Latics at Wembley, a goal behind to Manchester United in the Community Shield.
Stephen Crainey launches a ball over the Reds’ defence. Chris Smalling makes a hash of it and James McClean is through with what is to be Latics’ best chance in the match. But instead of looking for Grant Holt coming up on his inside the Irishman hits a cross shot that goes astray.
It was McClean’s debut for Wigan Athletic, only three days after being signed from Sunderland. He had looked lively that afternoon at Wembley, clearly keen to make an impression on the match. The 24 year old had been so keen to come to Wigan that he had taken a pay cut to drop down a division in his move from the north east.
It is his enthusiastic approach and his willingness to run at defenders that endears McClean to so many Wigan Athletic fans. Often referred to in fan forums by his first name – an accolade rare among Latics fans – ‘James’ has already become a player with the potential to be a legend at the club. At 5’11” he is physically strong and is never afraid to take on defenders. He has a great left foot and genuine pace. So why is he not playing in the Premier League?
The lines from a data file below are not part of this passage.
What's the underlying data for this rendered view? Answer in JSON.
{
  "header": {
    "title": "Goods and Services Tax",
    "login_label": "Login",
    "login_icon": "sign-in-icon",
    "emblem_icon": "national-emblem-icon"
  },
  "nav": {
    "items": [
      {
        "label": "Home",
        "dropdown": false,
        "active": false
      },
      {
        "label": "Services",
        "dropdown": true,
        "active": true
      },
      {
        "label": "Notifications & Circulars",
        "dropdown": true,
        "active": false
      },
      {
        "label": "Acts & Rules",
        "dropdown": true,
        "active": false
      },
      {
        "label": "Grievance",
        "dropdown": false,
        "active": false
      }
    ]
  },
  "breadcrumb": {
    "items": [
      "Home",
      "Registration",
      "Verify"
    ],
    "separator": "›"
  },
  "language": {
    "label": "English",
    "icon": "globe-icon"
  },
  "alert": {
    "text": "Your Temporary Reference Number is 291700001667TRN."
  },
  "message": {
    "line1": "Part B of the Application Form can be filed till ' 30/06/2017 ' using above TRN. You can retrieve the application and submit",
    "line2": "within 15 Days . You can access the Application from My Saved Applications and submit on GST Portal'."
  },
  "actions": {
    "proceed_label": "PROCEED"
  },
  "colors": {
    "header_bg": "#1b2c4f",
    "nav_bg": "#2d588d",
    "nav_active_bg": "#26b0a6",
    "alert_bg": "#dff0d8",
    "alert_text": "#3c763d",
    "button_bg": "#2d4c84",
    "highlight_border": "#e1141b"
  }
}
During his time at Sunderland some of their more extreme fans dubbed him ‘a headless chicken’ , through his lack of awareness when on the ball. Mathew Wear of the Mackems fan site ‘A Love Supreme’ provided us with a more balanced view of McClean’s time at Sunderland in the article we posted in August.
McClean had a hard time at Sunderland over the ‘poppy issue’, which made him unpopular with many fans. Facing probing media questions about McClean’s absence at the same time this season Owen Coyle stated that the player was injured.
Moreover McClean has had various off the field problems with his club and national team managers through his activity on ‘Twitter’.
McClean had a ‘Man of the Match’ performance in Martin O’Neill’s ’ first game as Republic of Ireland manager in November .However, he was soon to get himself in hot water once again with the manager following another rant on Twitter. He had similar problems with both O’Neill and Paolo Di Canio at Sunderland and with Giovanni Trappatoni for Ireland.
Up to this point in the season James McClean has started 14 games and come on as a substitute in 11. He was unfortunate in having his first goal for the club chalked off as the match with Sheffield Wednesday was abandoned.
Under Coyle, McClean was used a winger, on both flanks. Although less comfortable on the right he has a powerful shot and can be employed in the same way Latics that Roberto Martinez effectively used Charles N’Zogbia. However, since Uwe Rosler’s arrival McClean has added energy and vigour when played in a striking role. If Rosler decides to play with wing backs this will be McClean’s role.
On his appointment Rosler was asked about Callum McManaman and James McLean. He described each as exciting, fast and direct players that would fit his system, while reserving a diplomatic word about room for improvement in McLean’s final pass. Rosler is already getting much more out of McManaman and he has clearly had an influence on McClean.
Rosler can help McClean to become a top player. As an ex-striker the German has a good insight as to what is required. McClean has spent most of his career as a left winger. He is likely to have to play a variety of roles under Rosler, which will make him into a better player.
McClean has been left on the bench for Latics’ last two games against Burnley and Derby, despite approaching his best form in previous matches. However, he has recently become a father for the first time and this might have impacted upon Rosler’s decisions.
James McClean is an enigma, both on the field and off it. He could be Uwe Rosler’s greatest challenge.
Were Rosler to be successful in unlocking the Irishman’s potential it would make a huge difference in Latics’ quest for a return to the top flight.
McClean has the ability to become a top quality forward.
He has the support of the majority of Latics fans who will be willing him to succeed.